In principle they can, however remember that options are priced based on a risk neutral world. What this means is that option dealers don’t care about the absolute price of the underlying security but instead they assume that price will drift at the rate of the cost of carry (interest and dividends). The reason that option dealers can do this is because they can hedge away the real price moves of underlying so the only thing that remains after that hedging is the cost of carry drift.

This presents a problem because if we use option prices to derive a terminal distribution we’ll end up with the expected neutral risk distribution which of course never maps into the real world distribution. The easiest way to visualize the disconnect is by assuming risk free rate =0, dividends =0 in this idealized world (not that far from our current regime), the total drift of the underlying is 0, so option dealers assume that the the underlying will most likely end where it is right now and the distribution will only reflect the expected variance around that level. This is very unrealistic because in the market there are always trends going on, in other words some underlyings trend strongly upwards or downwards, however because dealers can hedge away the trend they don’t care so they assume that price will remain constant.

In the other hand we care a lot about those trends because as retail traders we don’t have the resources to continuously hedge the natural drift away and also because precisely we want to be completely exposed to that directional risk (as a source of profit for our positions).

The good news is that even though options are priced in a risk neutral world, they “leak” information about the expected real terminal distribution because we can construct binary options out of them. Remember that a binary option is a pure bet on the odds that price will be above certain level (for binary calls) or below certain level (for binary puts). So if we know the prices of binary options for all strikes we can know completely the expected terminal distribution of the underlying.

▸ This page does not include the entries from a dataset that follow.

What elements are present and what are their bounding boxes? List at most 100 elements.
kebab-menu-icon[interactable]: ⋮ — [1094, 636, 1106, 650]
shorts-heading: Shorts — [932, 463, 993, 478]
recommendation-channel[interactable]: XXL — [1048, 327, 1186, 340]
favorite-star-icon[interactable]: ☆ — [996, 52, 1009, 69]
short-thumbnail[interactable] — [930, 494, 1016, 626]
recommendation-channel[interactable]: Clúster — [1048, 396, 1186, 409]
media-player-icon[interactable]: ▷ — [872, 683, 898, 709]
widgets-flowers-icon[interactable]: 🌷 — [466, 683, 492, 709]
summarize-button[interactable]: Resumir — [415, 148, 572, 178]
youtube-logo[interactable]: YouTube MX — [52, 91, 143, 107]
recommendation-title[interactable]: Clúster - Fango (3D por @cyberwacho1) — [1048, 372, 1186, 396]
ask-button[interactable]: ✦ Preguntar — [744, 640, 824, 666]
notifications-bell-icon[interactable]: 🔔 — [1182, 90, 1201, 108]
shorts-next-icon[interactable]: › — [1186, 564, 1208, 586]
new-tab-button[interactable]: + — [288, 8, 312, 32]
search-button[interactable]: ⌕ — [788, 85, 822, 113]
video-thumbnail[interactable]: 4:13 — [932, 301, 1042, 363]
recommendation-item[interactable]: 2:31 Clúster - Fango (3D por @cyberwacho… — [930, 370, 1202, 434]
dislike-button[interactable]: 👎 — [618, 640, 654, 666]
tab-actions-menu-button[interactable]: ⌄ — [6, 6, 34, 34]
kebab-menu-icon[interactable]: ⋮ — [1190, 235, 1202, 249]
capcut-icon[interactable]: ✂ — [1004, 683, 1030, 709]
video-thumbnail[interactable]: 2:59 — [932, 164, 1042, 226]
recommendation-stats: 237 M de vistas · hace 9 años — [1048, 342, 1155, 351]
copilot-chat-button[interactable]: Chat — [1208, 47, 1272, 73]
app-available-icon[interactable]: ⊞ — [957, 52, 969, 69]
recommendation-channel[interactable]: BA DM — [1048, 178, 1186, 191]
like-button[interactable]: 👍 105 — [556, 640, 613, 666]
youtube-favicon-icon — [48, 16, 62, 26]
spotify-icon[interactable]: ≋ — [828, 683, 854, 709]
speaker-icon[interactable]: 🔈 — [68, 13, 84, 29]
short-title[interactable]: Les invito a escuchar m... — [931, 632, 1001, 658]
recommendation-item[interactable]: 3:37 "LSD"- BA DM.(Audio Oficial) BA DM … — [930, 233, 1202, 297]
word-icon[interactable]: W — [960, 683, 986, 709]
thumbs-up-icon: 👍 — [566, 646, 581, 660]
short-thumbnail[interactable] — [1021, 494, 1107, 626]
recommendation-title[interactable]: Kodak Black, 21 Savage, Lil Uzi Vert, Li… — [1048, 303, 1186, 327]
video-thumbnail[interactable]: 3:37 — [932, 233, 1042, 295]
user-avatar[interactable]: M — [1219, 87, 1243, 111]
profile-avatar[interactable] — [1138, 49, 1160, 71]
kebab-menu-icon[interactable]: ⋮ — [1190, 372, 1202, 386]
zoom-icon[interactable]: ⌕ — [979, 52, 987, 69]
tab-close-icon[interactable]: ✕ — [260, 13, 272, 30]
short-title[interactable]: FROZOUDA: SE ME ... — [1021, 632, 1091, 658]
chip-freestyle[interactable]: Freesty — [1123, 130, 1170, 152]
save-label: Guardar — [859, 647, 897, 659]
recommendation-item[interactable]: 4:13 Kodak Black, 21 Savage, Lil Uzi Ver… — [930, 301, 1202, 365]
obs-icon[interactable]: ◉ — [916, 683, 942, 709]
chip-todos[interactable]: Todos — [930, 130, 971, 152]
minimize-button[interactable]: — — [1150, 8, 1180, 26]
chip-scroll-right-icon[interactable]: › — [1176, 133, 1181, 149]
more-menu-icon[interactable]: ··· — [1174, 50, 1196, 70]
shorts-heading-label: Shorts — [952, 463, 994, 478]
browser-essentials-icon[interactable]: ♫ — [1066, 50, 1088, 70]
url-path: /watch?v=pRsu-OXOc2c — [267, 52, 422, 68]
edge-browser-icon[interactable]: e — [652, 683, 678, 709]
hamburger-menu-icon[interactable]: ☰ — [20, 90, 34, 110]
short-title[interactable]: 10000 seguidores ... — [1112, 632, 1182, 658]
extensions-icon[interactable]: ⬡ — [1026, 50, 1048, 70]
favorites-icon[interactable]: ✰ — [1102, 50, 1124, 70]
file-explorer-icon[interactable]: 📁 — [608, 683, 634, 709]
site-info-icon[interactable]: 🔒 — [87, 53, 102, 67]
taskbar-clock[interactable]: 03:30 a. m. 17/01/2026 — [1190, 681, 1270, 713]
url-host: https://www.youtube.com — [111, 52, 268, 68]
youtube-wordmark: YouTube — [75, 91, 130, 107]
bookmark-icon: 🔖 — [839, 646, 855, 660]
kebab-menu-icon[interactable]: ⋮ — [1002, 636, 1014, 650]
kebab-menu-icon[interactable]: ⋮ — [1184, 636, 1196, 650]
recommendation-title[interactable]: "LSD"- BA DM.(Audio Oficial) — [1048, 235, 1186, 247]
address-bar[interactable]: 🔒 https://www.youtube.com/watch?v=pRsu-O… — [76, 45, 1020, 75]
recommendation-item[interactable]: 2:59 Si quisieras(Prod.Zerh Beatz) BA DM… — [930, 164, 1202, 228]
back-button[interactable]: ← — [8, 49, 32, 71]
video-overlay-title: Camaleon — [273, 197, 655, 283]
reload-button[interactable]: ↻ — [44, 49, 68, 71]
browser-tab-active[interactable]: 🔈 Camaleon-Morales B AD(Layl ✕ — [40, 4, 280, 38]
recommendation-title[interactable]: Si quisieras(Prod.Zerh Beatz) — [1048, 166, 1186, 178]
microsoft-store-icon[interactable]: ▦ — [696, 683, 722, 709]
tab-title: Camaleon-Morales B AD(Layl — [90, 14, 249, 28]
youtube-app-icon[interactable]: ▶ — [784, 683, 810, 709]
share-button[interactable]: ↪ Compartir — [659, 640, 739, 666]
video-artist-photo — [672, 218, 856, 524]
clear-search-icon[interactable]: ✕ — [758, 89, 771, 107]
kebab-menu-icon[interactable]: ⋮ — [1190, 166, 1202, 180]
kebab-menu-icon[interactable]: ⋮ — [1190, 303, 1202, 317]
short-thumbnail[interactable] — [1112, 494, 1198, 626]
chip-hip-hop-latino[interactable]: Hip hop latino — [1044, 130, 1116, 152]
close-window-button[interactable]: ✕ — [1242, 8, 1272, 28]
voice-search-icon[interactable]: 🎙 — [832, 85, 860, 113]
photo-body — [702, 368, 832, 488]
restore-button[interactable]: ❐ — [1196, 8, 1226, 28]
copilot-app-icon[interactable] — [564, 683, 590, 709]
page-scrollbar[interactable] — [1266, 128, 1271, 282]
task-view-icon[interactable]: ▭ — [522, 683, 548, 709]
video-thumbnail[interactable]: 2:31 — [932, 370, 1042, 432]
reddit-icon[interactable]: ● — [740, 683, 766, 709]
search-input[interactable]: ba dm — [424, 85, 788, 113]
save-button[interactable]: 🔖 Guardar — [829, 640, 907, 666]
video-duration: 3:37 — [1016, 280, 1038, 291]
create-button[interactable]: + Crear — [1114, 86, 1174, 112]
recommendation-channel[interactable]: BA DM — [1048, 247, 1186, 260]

All this lengthy introduction is just to present a new chart which I call the ATM drift in SPX from option prices. The chart basically shows you the ATM level expected at different expirations from binary option prices. This is done by finding the strike of a binary SPX call with price of 0.5 (exactly 50% odds of ending ITM) because that is the definition of the final ATM level. As you can see from the chart option dealers are smarter that they look and they are in fact pricing a strong trend up in SPX right now. You can see that they expect SPX to have a natural drift towards 2540 by Dic 31 for instance. You can also see that the drift rate seems to be higher until the beginning of Nov and then it slows down a bit for that last two months.

The chart is also helpful when designing neutral trades because you can pick the natural drift level expected for the duration of the trade, so instead of using the current ATM level we use the expected ATM level at the future as our neutral reference. Finally by comparing the slope of the blue line (just a linear fit) at different dates we can see how the expectations of drift rate are changing over time, if we see the slope coming down then it means option dealers are expecting less upside.